2009 Fiscal Year Annual Research Report
非典型的カルパインPalBHによる神経成長因子の機能制御
Project/Area Number |
09J06274
|
Research Institution | Nagoya University |
Principal Investigator |
大迫 洋平 Nagoya University, 生命農学研究科, 特別研究員(DC1)
|
Keywords | カルパイン / 神経成長因子 / プロテアーゼ / エンドサイトーシス / ESCRT / IST1 |
Research Abstract |
申請者らは酵母を利用した実験により、ヒトcalpain 7(PalBH)と、神経成長因子受容体p75^<NTR>の相互作用因子MAGE-D1などが結合するという予備的知見を得ていた。そこで、MAGE-D1が培養動物細胞内においてもcalpain 7と相互作用するか検討した。エピトープタグを付加したMAGE-D1を人為的に発現させた場合にはcalpain 7と相互作用したが、細胞に元々発現しているMAGE-D1とcalpain 7との相互作用は、良質な抗MAGE-D1抗体が入手できず、検出できなかった。

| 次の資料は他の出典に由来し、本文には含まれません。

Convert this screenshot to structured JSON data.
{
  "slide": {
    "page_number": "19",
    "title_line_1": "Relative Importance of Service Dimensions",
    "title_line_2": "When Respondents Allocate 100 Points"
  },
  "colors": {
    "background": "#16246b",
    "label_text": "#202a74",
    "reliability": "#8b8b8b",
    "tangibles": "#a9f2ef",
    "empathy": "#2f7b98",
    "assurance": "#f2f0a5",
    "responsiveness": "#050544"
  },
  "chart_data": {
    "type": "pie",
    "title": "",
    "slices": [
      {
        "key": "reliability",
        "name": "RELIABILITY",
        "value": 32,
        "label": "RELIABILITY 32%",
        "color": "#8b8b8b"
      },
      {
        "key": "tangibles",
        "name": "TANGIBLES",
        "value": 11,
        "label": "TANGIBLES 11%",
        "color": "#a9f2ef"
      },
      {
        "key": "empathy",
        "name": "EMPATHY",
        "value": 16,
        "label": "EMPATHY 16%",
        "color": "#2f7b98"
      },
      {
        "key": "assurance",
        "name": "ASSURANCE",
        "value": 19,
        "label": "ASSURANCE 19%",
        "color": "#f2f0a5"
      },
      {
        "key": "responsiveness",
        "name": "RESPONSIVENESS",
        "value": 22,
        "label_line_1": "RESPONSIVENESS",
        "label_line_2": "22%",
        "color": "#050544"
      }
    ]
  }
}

また、mRFP(赤色蛍光蛋白質)を融合したp75^<NTR>の恒常発現細胞を樹立し共焦点レーザー顕微鏡を用いて細胞内局在の観察を試みたが、mRFP-p75^<NTR>は細胞内に蓄積し本来の局在を反映しておらず、calpain 7との共局在の検討には至らなかった。 申請者らはこの他に、N末端側に単量体GFP(緑色蛍光蛋白質)を融合したcalpain 7(mGFP-calpain 7)を細胞に発現させると自身のプロテアーゼ活性により分解(自己消化)する可能性を見出していた。自己消化の証明のため、C末端側にエピトープタグを付加したmGFP-calpain 7を培養細胞に発現させ、精製した。この精製蛋白質は試験管内でも培養細胞内と同様に分解したことから、今まで不明であったcalpain 7自身のプロテアーゼ活性が初めて証明された。さらに、当研究室で新たにcalpain 7との相互作用を検出したIST1(エンドサイトーシスや細胞分裂に関与する蛋白質複合体、ESCRTの関連因子)により自己消化は促進された。この結果はcalpain 7のプロテアーゼ活性の解明に繋がる知見であり、calpain 7が神経成長因子受容体などのエンドサイトーシスに寄与する可能性を示すものである。